Many product liability lawsuits related to automobiles center around design or manufacturing defects that make a car dangerous to operate or unreliable in a crash. A good example is the Takata air bag recall that impacted millions of vehicles made by dozens of auto manufacturers. The air bags could inflate with too much force, causing an explosion that could send shrapnel into the cab of a vehicle.

Much rarer are cases involving products that are dangerous simply because their names are misleading. But that seems to be the case with a feature offered on vehicles from Tesla, one of the nation’s premier luxury automakers. In recent years, the Insurance Institute for Highway Safety and Consumer Reports have each called upon Tesla to change the name of its “Autopilot” feature, claiming that it dangerously misleads drivers into thinking that they do not need to stay engaged in their steering duties.

Since 2016, there have been several fatal crashes involving Tesla vehicles in which drivers had their hands off the steering wheel for a dangerous period of time prior to impact. Although the owner’s manual indicates that Autopilot is not a hands-free experience, the name Autopilot suggests otherwise.
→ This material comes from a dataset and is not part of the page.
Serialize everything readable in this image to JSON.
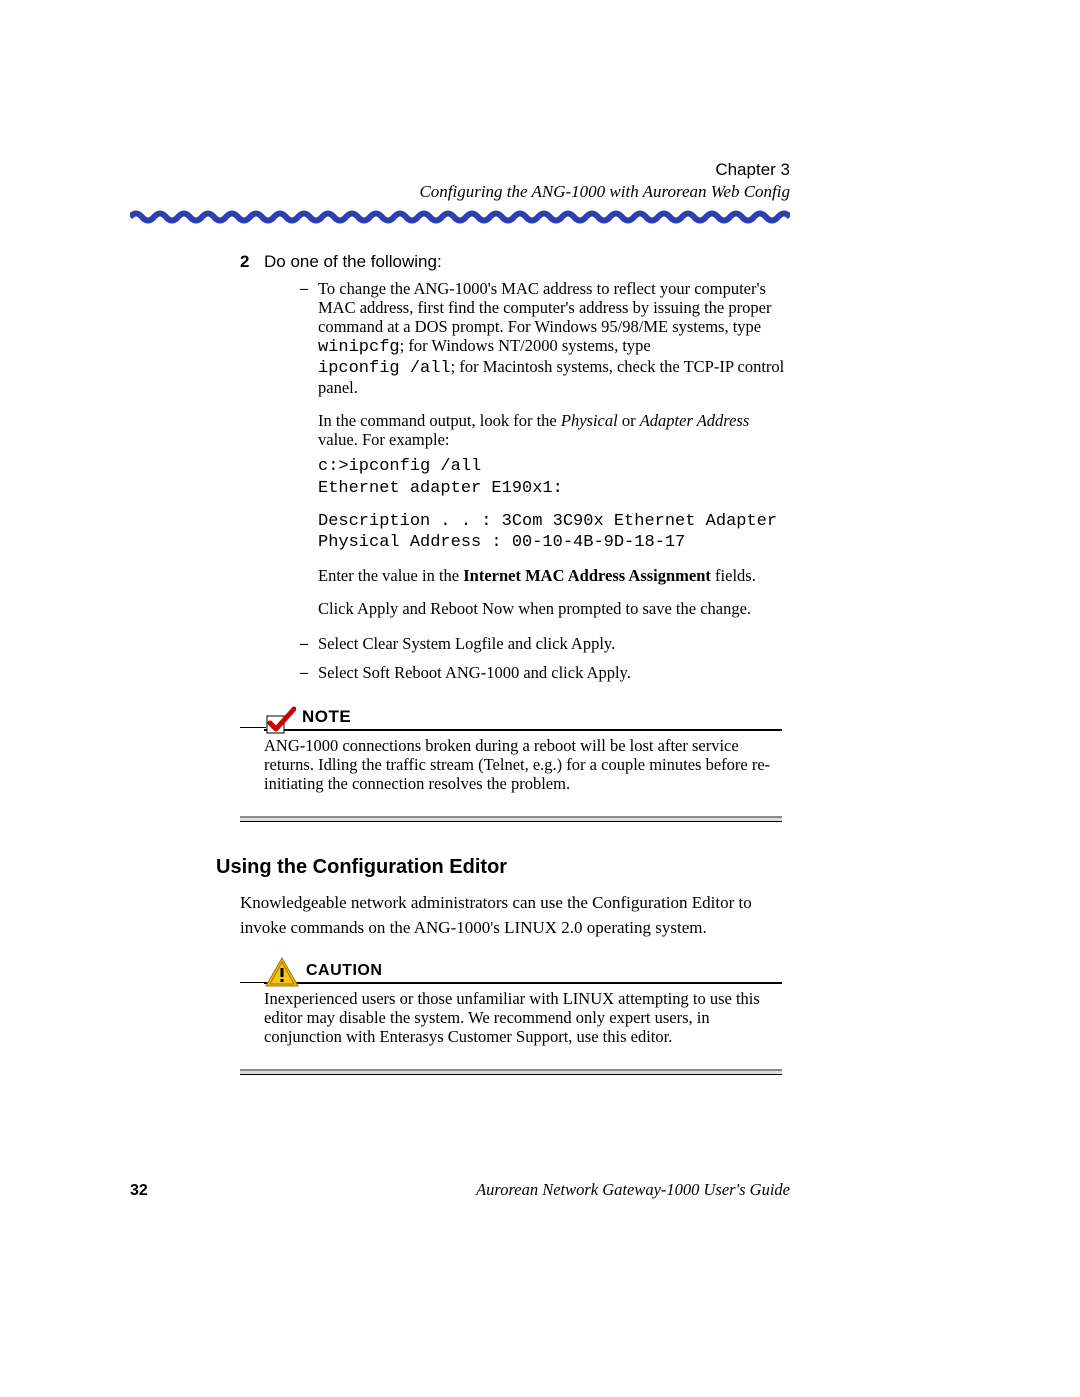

In a survey of 2,000 drivers conducted by the IIHS, nearly half said they thought it would be safe to go-hands free if they were using a system called Autopilot. If these had all been Tesla owners, it stands to reason that some of them would fail to read the owner’s manual before trying out the Autopilot system.

Most other automakers with similar features have named their systems to better indicate that drivers still need to remain in at least partial control of the vehicle. Many feature the word “assist” or “assistant,” suggesting that the vehicle cannot completely replace the driver.

The good news with a problem like this is that it is easily fixable at almost no cost. Tesla only needs to change the name of the Autopilot feature and more prominently feature warnings about what it can and cannot do. But the fact that Tesla has failed to address the issue despite warnings from respected consumer advocacy groups may indicate additional safety problems for drivers and future legal problems for the automaker.